Well it was done very simply but I think a lot of the paranoia that you find, particularly in America but I think in other countries as well, about violence in the street comes from the media. Every moment of violence is amplified to the point where people who have never experienced violence still feel threatened all the time. So I think our awareness of violence and our feeling that it's right around the corner is so much from the media, not from our own experience. If you really analyse why you're feeling paranoid, it almost always has to do with CNN [laughs].

Do you think everybody has the capacity for violence?

Maybe not everybody but most people, I think, under the right circumstances could do something like this.

How easy is it to get the films that you want to make financed? There does seem to be fewer producers around who are willing to take risks.

That is really true. That's another reason why I was interested to do a studio movie where I didn't have to worry about financing, and that was part of the attraction of this project. If you put yourself in a group of people you cannot work with it's obviously going to be a disaster. But I knew that New Line had a very good reputation amongst directors and that they had money because of Lord Of The Rings, so I didn't have to worry about the financing. But with my last film, Spider it was agony. The money was always disappearing, nobody got paid, it was very difficult - and it's very distracting from the process of making the movie, of course. So I think things have been getting harder and harder. The more unique your film is and unusual it is and difficult it is, the harder it is to get it financed. That's why a lot of good filmmakers are doing television. They do HBO movies. It's hard because you don't have much money and you don't have a lot of time but they are willing to make things feature film producers are not willing to make.
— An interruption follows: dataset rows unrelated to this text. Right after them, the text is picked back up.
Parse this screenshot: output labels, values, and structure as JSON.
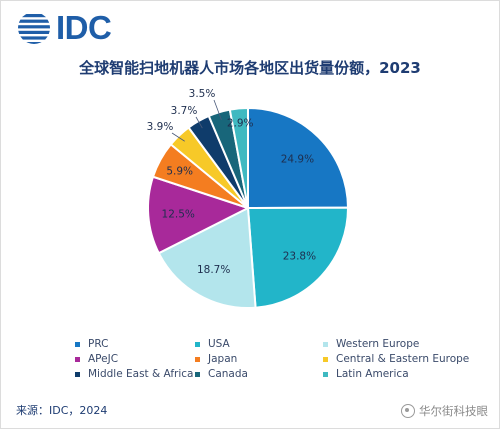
{
  "logo": {
    "text": "IDC"
  },
  "chart_data": {
    "type": "pie",
    "title": "全球智能扫地机器人市场各地区出货量份额，2023",
    "unit": "%",
    "slices": [
      {
        "name": "PRC",
        "value": 24.9,
        "label": "24.9%",
        "color": "#1777c4"
      },
      {
        "name": "USA",
        "value": 23.8,
        "label": "23.8%",
        "color": "#22b5c9"
      },
      {
        "name": "Western Europe",
        "value": 18.7,
        "label": "18.7%",
        "color": "#b3e5ec"
      },
      {
        "name": "APeJC",
        "value": 12.5,
        "label": "12.5%",
        "color": "#a8299a"
      },
      {
        "name": "Japan",
        "value": 5.9,
        "label": "5.9%",
        "color": "#f47d20"
      },
      {
        "name": "Central & Eastern Europe",
        "value": 3.9,
        "label": "3.9%",
        "color": "#f7c928"
      },
      {
        "name": "Middle East & Africa",
        "value": 3.7,
        "label": "3.7%",
        "color": "#0f3c6b"
      },
      {
        "name": "Canada",
        "value": 3.5,
        "label": "3.5%",
        "color": "#18667a"
      },
      {
        "name": "Latin America",
        "value": 2.9,
        "label": "2.9%",
        "color": "#3fb9c1"
      }
    ],
    "legend_placement": "bottom"
  },
  "source": "来源：IDC，2024",
  "watermark": "华尔街科技眼"
}
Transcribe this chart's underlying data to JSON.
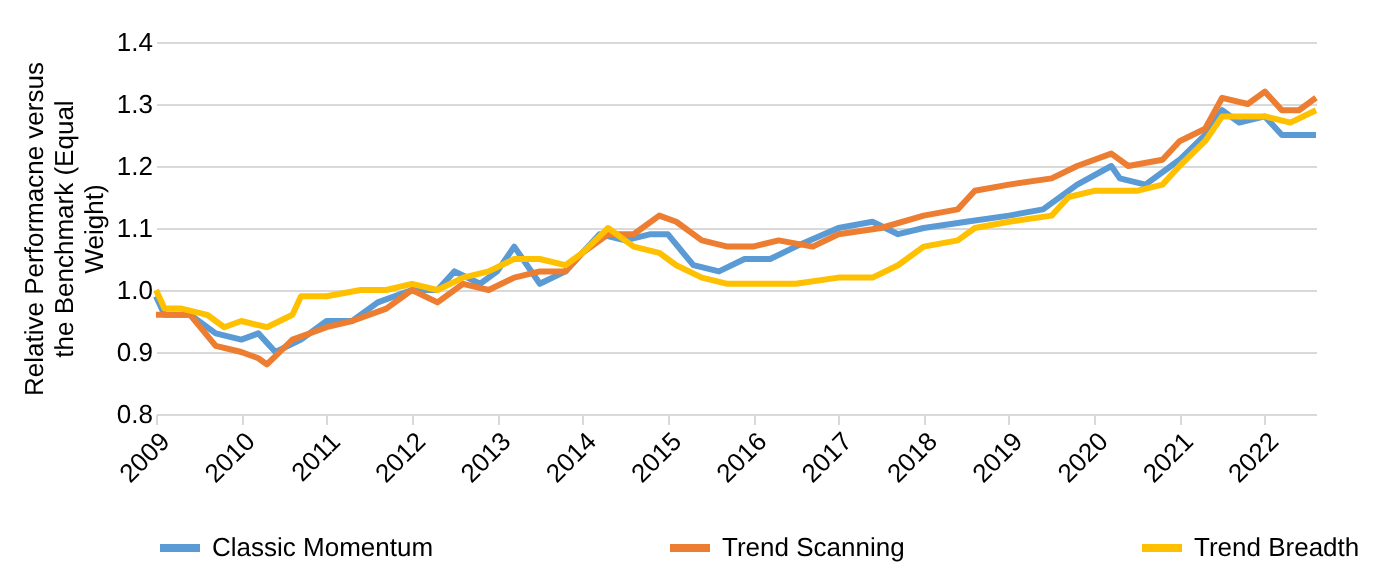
{
  "chart_data": {
    "type": "line",
    "ylabel": "Relative Performacne versus the Benchmark (Equal Weight)",
    "xlim": [
      2009,
      2022.6
    ],
    "xticks": [
      2009,
      2010,
      2011,
      2012,
      2013,
      2014,
      2015,
      2016,
      2017,
      2018,
      2019,
      2020,
      2021,
      2022
    ],
    "ylim": [
      0.8,
      1.4
    ],
    "yticks": [
      0.8,
      0.9,
      {
        "value": 1,
        "label": "1.0"
      },
      1.1,
      1.2,
      1.3,
      1.4
    ],
    "grid": "y",
    "legend": "bottom",
    "marker": "none",
    "line_style": "solid",
    "series": [
      {
        "name": "Classic Momentum",
        "color": "#5b9bd5",
        "x": [
          2009,
          2009.1,
          2009.4,
          2009.7,
          2010,
          2010.2,
          2010.4,
          2010.7,
          2011,
          2011.3,
          2011.6,
          2012,
          2012.3,
          2012.5,
          2012.8,
          2013,
          2013.2,
          2013.5,
          2013.8,
          2014,
          2014.2,
          2014.5,
          2014.8,
          2015,
          2015.3,
          2015.6,
          2015.9,
          2016.2,
          2016.5,
          2017,
          2017.4,
          2017.7,
          2018,
          2018.5,
          2019,
          2019.4,
          2019.8,
          2020.2,
          2020.3,
          2020.6,
          2021,
          2021.3,
          2021.5,
          2021.7,
          2022,
          2022.2,
          2022.6
        ],
        "values": [
          0.99,
          0.96,
          0.96,
          0.93,
          0.92,
          0.93,
          0.9,
          0.92,
          0.95,
          0.95,
          0.98,
          1.0,
          1.0,
          1.03,
          1.01,
          1.03,
          1.07,
          1.01,
          1.03,
          1.06,
          1.09,
          1.08,
          1.09,
          1.09,
          1.04,
          1.03,
          1.05,
          1.05,
          1.07,
          1.1,
          1.11,
          1.09,
          1.1,
          1.11,
          1.12,
          1.13,
          1.17,
          1.2,
          1.18,
          1.17,
          1.21,
          1.25,
          1.29,
          1.27,
          1.28,
          1.25,
          1.25
        ]
      },
      {
        "name": "Trend Scanning",
        "color": "#ed7d31",
        "x": [
          2009,
          2009.4,
          2009.7,
          2010,
          2010.2,
          2010.3,
          2010.6,
          2011,
          2011.3,
          2011.7,
          2012,
          2012.3,
          2012.6,
          2012.9,
          2013.2,
          2013.5,
          2013.8,
          2014,
          2014.3,
          2014.6,
          2014.9,
          2015.1,
          2015.4,
          2015.7,
          2016,
          2016.3,
          2016.7,
          2017,
          2017.5,
          2018,
          2018.4,
          2018.6,
          2019,
          2019.5,
          2019.8,
          2020.2,
          2020.4,
          2020.8,
          2021,
          2021.3,
          2021.5,
          2021.8,
          2022,
          2022.2,
          2022.4,
          2022.6
        ],
        "values": [
          0.96,
          0.96,
          0.91,
          0.9,
          0.89,
          0.88,
          0.92,
          0.94,
          0.95,
          0.97,
          1.0,
          0.98,
          1.01,
          1.0,
          1.02,
          1.03,
          1.03,
          1.06,
          1.09,
          1.09,
          1.12,
          1.11,
          1.08,
          1.07,
          1.07,
          1.08,
          1.07,
          1.09,
          1.1,
          1.12,
          1.13,
          1.16,
          1.17,
          1.18,
          1.2,
          1.22,
          1.2,
          1.21,
          1.24,
          1.26,
          1.31,
          1.3,
          1.32,
          1.29,
          1.29,
          1.31
        ]
      },
      {
        "name": "Trend Breadth",
        "color": "#ffc000",
        "x": [
          2009,
          2009.1,
          2009.3,
          2009.6,
          2009.8,
          2010,
          2010.3,
          2010.6,
          2010.7,
          2011,
          2011.4,
          2011.7,
          2012,
          2012.3,
          2012.6,
          2012.9,
          2013.2,
          2013.5,
          2013.8,
          2014,
          2014.3,
          2014.6,
          2014.9,
          2015.1,
          2015.4,
          2015.7,
          2016,
          2016.5,
          2017,
          2017.4,
          2017.7,
          2018,
          2018.4,
          2018.6,
          2019,
          2019.5,
          2019.7,
          2020,
          2020.5,
          2020.8,
          2021,
          2021.3,
          2021.5,
          2022,
          2022.3,
          2022.6
        ],
        "values": [
          1.0,
          0.97,
          0.97,
          0.96,
          0.94,
          0.95,
          0.94,
          0.96,
          0.99,
          0.99,
          1.0,
          1.0,
          1.01,
          1.0,
          1.02,
          1.03,
          1.05,
          1.05,
          1.04,
          1.06,
          1.1,
          1.07,
          1.06,
          1.04,
          1.02,
          1.01,
          1.01,
          1.01,
          1.02,
          1.02,
          1.04,
          1.07,
          1.08,
          1.1,
          1.11,
          1.12,
          1.15,
          1.16,
          1.16,
          1.17,
          1.2,
          1.24,
          1.28,
          1.28,
          1.27,
          1.29
        ]
      }
    ]
  }
}
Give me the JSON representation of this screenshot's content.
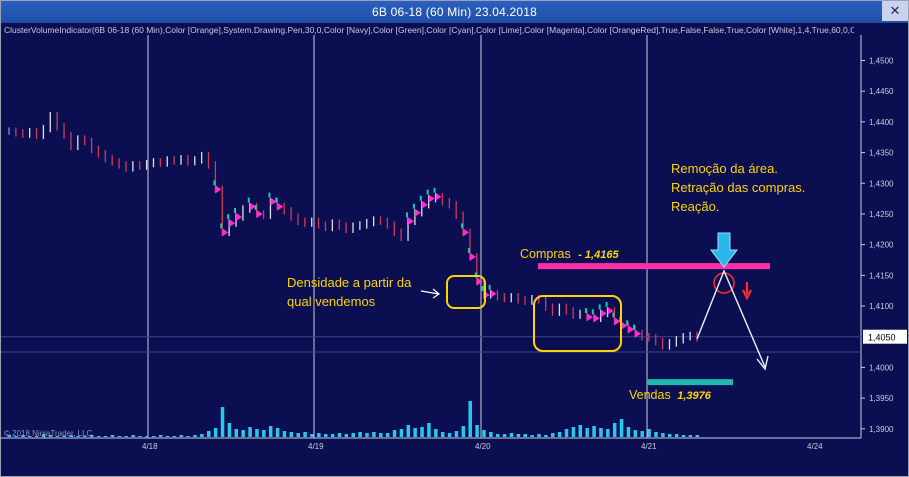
{
  "window": {
    "title": "6B 06-18 (60 Min)  23.04.2018",
    "close_label": "✕"
  },
  "indicator_text": "ClusterVolumeIndicator(6B 06-18 (60 Min),Color [Orange],System.Drawing.Pen,30,0,Color [Navy],Color [Green],Color [Cyan],Color [Lime],Color [Magenta],Color [OrangeRed],True,False,False,True,Color [White],1,4,True,60,0,Color [Bl",
  "copyright": "© 2018 NinjaTrader, LLC",
  "annotations": {
    "density": [
      "Densidade a partir da",
      "qual vendemos"
    ],
    "removal": [
      "Remoção da área.",
      "Retração das compras.",
      "Reação."
    ],
    "compras_label": "Compras",
    "compras_value": "- 1,4165",
    "vendas_label": "Vendas",
    "vendas_value": "1,3976"
  },
  "axis": {
    "y_ticks": [
      "1,4500",
      "1,4450",
      "1,4400",
      "1,4350",
      "1,4300",
      "1,4250",
      "1,4200",
      "1,4150",
      "1,4100",
      "1,4000",
      "1,3950",
      "1,3900"
    ],
    "current_price": "1,4050",
    "x_ticks": [
      "4/18",
      "4/19",
      "4/20",
      "4/21",
      "4/24"
    ]
  },
  "colors": {
    "background": "#0b0f52",
    "compras_line": "#ff2ea6",
    "vendas_line": "#22b8b0",
    "arrow_down": "#29b6e8",
    "annotation_text": "#ffd400",
    "volume_bar": "#28c8ee"
  },
  "chart_data": {
    "type": "bar",
    "description_series": "OHLC 60-minute bars, GBP futures 6B 06-18",
    "y_range": [
      1.3885,
      1.4535
    ],
    "levels": {
      "compras": 1.4165,
      "vendas": 1.3976,
      "current": 1.405
    },
    "closes": [
      1.4385,
      1.4382,
      1.438,
      1.4384,
      1.4378,
      1.4389,
      1.441,
      1.4392,
      1.4378,
      1.436,
      1.4372,
      1.4368,
      1.4355,
      1.4348,
      1.434,
      1.4335,
      1.433,
      1.4325,
      1.433,
      1.4328,
      1.4332,
      1.4335,
      1.4333,
      1.4338,
      1.4336,
      1.434,
      1.4335,
      1.4338,
      1.4345,
      1.433,
      1.429,
      1.422,
      1.4235,
      1.4245,
      1.4258,
      1.4262,
      1.425,
      1.4248,
      1.427,
      1.4262,
      1.4255,
      1.4245,
      1.4238,
      1.4235,
      1.4238,
      1.4232,
      1.4228,
      1.4235,
      1.423,
      1.4225,
      1.423,
      1.4232,
      1.4236,
      1.424,
      1.4238,
      1.4232,
      1.422,
      1.4212,
      1.4238,
      1.4252,
      1.4265,
      1.4275,
      1.4278,
      1.427,
      1.4265,
      1.4248,
      1.422,
      1.418,
      1.414,
      1.4118,
      1.412,
      1.4115,
      1.4112,
      1.4115,
      1.411,
      1.4108,
      1.4112,
      1.411,
      1.4098,
      1.409,
      1.4098,
      1.4092,
      1.4085,
      1.4088,
      1.4082,
      1.408,
      1.4088,
      1.4092,
      1.4075,
      1.4068,
      1.4062,
      1.4055,
      1.405,
      1.4048,
      1.4042,
      1.4035,
      1.404,
      1.4045,
      1.405,
      1.4052,
      1.4048
    ],
    "volume": [
      2,
      1,
      2,
      1,
      1,
      3,
      2,
      1,
      1,
      2,
      1,
      1,
      2,
      1,
      1,
      2,
      1,
      1,
      2,
      1,
      1,
      1,
      2,
      1,
      1,
      2,
      1,
      2,
      3,
      6,
      9,
      30,
      14,
      8,
      7,
      10,
      8,
      7,
      11,
      9,
      6,
      5,
      4,
      5,
      3,
      4,
      3,
      3,
      4,
      3,
      4,
      5,
      4,
      5,
      4,
      4,
      7,
      8,
      12,
      9,
      10,
      14,
      8,
      5,
      4,
      6,
      11,
      36,
      12,
      7,
      5,
      3,
      3,
      4,
      3,
      3,
      2,
      3,
      2,
      4,
      5,
      8,
      10,
      12,
      9,
      11,
      9,
      8,
      14,
      18,
      10,
      7,
      6,
      8,
      5,
      4,
      3,
      3,
      2,
      2,
      2
    ],
    "dates": [
      "4/18",
      "4/19",
      "4/20",
      "4/21",
      "4/24"
    ]
  }
}
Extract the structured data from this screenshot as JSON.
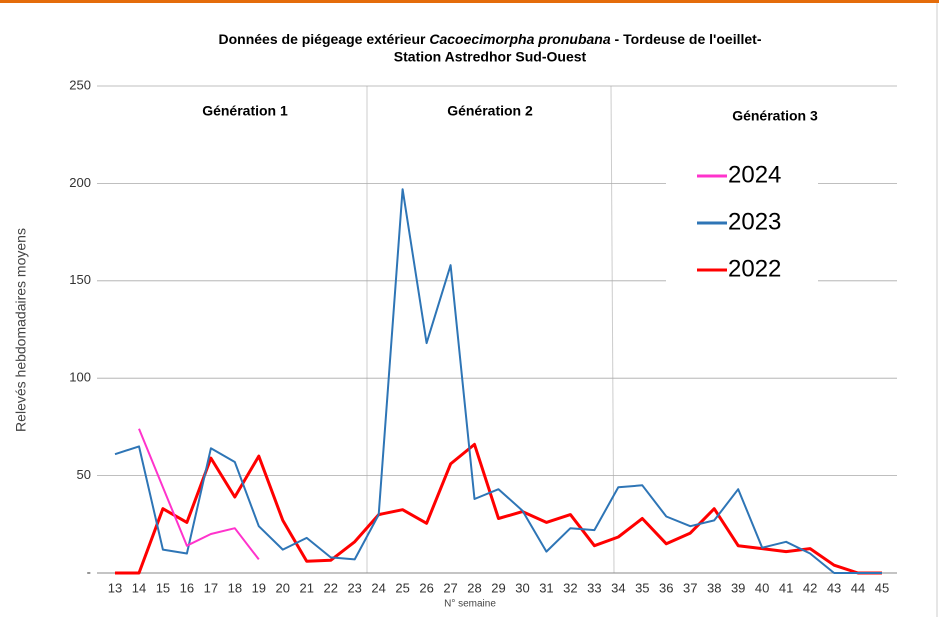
{
  "chart_data": {
    "type": "line",
    "title": {
      "line1": [
        "Données de piégeage extérieur ",
        "Cacoecimorpha pronubana",
        " - Tordeuse de l'oeillet-"
      ],
      "line2": "Station Astredhor Sud-Ouest"
    },
    "y_label": "Relevés hebdomadaires moyens",
    "x_label": "N° semaine",
    "annotations": [
      "Génération 1",
      "Génération 2",
      "Génération 3"
    ],
    "categories": [
      13,
      14,
      15,
      16,
      17,
      18,
      19,
      20,
      21,
      22,
      23,
      24,
      25,
      26,
      27,
      28,
      29,
      30,
      31,
      32,
      33,
      34,
      35,
      36,
      37,
      38,
      39,
      40,
      41,
      42,
      43,
      44,
      45
    ],
    "series": [
      {
        "name": "2024",
        "color": "#ff33cc",
        "values": [
          null,
          74,
          44,
          14,
          20,
          23,
          7,
          null,
          null,
          null,
          null,
          null,
          null,
          null,
          null,
          null,
          null,
          null,
          null,
          null,
          null,
          null,
          null,
          null,
          null,
          null,
          null,
          null,
          null,
          null,
          null,
          null,
          null
        ]
      },
      {
        "name": "2023",
        "color": "#2e75b6",
        "values": [
          61,
          65,
          12,
          10,
          64,
          57,
          24,
          12,
          18,
          8,
          7,
          30,
          197,
          118,
          158,
          38,
          43,
          32,
          11,
          23,
          22,
          44,
          45,
          29,
          24,
          27,
          43,
          13,
          16,
          10,
          0,
          0,
          0
        ]
      },
      {
        "name": "2022",
        "color": "#ff0000",
        "values": [
          0,
          0,
          33,
          26,
          59,
          39,
          60,
          27,
          6,
          6.5,
          16,
          30,
          32.5,
          25.5,
          56,
          66,
          28,
          31.5,
          26,
          30,
          14,
          18.5,
          28,
          15,
          20.5,
          33,
          14,
          12.5,
          11,
          12.5,
          4,
          0,
          0
        ]
      }
    ],
    "ylim": [
      0,
      250
    ],
    "yticks": [
      {
        "value": 0,
        "label": "-"
      },
      50,
      100,
      150,
      200,
      250
    ],
    "grid": true
  }
}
Can you tell me something about your next project Painkillers? You were going to do it before A History Of Violence, weren't you?

I was. In fact I could have done it before this because Robert Lantos [producer] wanted to do it, and I think I wasn't ready. I wasn't happy with the script myself, I still don't think it's ready, I think there's more re-writing I have to do, and as a writer I'm always looking for ways to avoid writing. So if somebody can give me a script and say I can do this instead, then I don't have to write. Re-writing is different from writing. Original writing is very difficult.

So is the Painkillers script proving particularly difficult?

Yeah, it seems to be fighting me somehow.

Why?

I have no idea.

Presumably if you did you'd have finished it to your satisfaction.

As I've often said, you make the movie to find out why you wanted to make the movie. You really don't know at the beginning everything about it: what attracts you to it, why you wanted to make it. Part of the compulsion to finish it through all the difficulties that are there is that you want to find out what it was that you were doing, why it was that you were doing this in the first place.

A History Of Violence is released in UK cinemas on Friday 30th September 2005.